Briskly written soap with down-to-earth types, mostly without the lachrymose contrivances of Hannah’s previous titles...

Sisters in and out of love.

Meghann Dontess is a high-powered matrimonial lawyer in Seattle who prefers sex with strangers to emotional intimacy: a strategy bound to backfire sooner or later, warns her tough-talking shrink. It’s advice Meghann decides to ignore, along with the memories of her difficult childhood, neglectful mother, and younger sister. Though she managed to reunite Claire with Sam Cavenaugh (her father but not Meghann’s) when her mother abandoned both girls long ago, Meghann still feels guilty that her sister’s life doesn’t measure up, at least on her terms. Never married, Claire ekes out a living running a country campground with her dad and is raising her six-year-old daughter on her own.
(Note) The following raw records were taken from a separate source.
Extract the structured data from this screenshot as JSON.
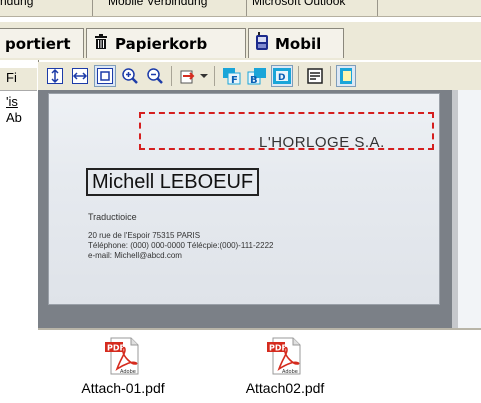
{
  "menubar": {
    "items": [
      "ndung",
      "Mobile Verbindung",
      "Microsoft Outlook"
    ]
  },
  "tabs": [
    {
      "label": "portiert",
      "icon": "none"
    },
    {
      "label": "Papierkorb",
      "icon": "trash-icon"
    },
    {
      "label": "Mobil",
      "icon": "mobile-icon"
    }
  ],
  "left_pane": {
    "labels": [
      "Fi",
      "'is",
      "Ab"
    ]
  },
  "toolbar": {
    "buttons": [
      "fit-height-icon",
      "fit-width-icon",
      "fit-page-icon",
      "zoom-in-icon",
      "zoom-out-icon",
      "export-icon",
      "dropdown-arrow-icon",
      "front-side-icon",
      "back-side-icon",
      "dual-side-icon",
      "scan-icon",
      "partial-icon"
    ]
  },
  "card": {
    "company": "L'HORLOGE S.A.",
    "name": "Michell LEBOEUF",
    "role": "Traductioice",
    "address_line": "20 rue de l'Espoir 75315 PARIS",
    "phone_line": "Téléphone: (000) 000-0000    Télécpie:(000)-111-2222",
    "email_line": "e-mail: Michell@abcd.com"
  },
  "attachments": [
    {
      "filename": "Attach-01.pdf",
      "badge": "PDF",
      "brand": "Adobe"
    },
    {
      "filename": "Attach02.pdf",
      "badge": "PDF",
      "brand": "Adobe"
    }
  ],
  "colors": {
    "highlight": "#d51f1f",
    "viewer_bg": "#7b8087",
    "chrome": "#ece9d8",
    "pdf_red": "#d52b1e"
  }
}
When she falls in love for the first time with an up-and-coming country musician, Meghann is appalled: Bobby Austin is a three-time loser at marriage—how on earth can Claire be so blind? Bobby’s blunt explanation doesn’t exactly satisfy the concerned big sister, who busies herself planning Claire’s dream wedding anyway. And, to relieve the stress, she beds various guys she picks up in bars, including Dr. Joe Wyatt, a neurosurgeon turned homeless drifter after the demise of his beloved wife Diane (whom he euthanized). When Claire’s awful headache turns out to be a kind of brain tumor known among neurologists as a “terminator,” Joe rallies. Turns out that Claire had befriended his wife on her deathbed, and now in turn he must try to save her. Is it too late? Will Meghann find true love at last?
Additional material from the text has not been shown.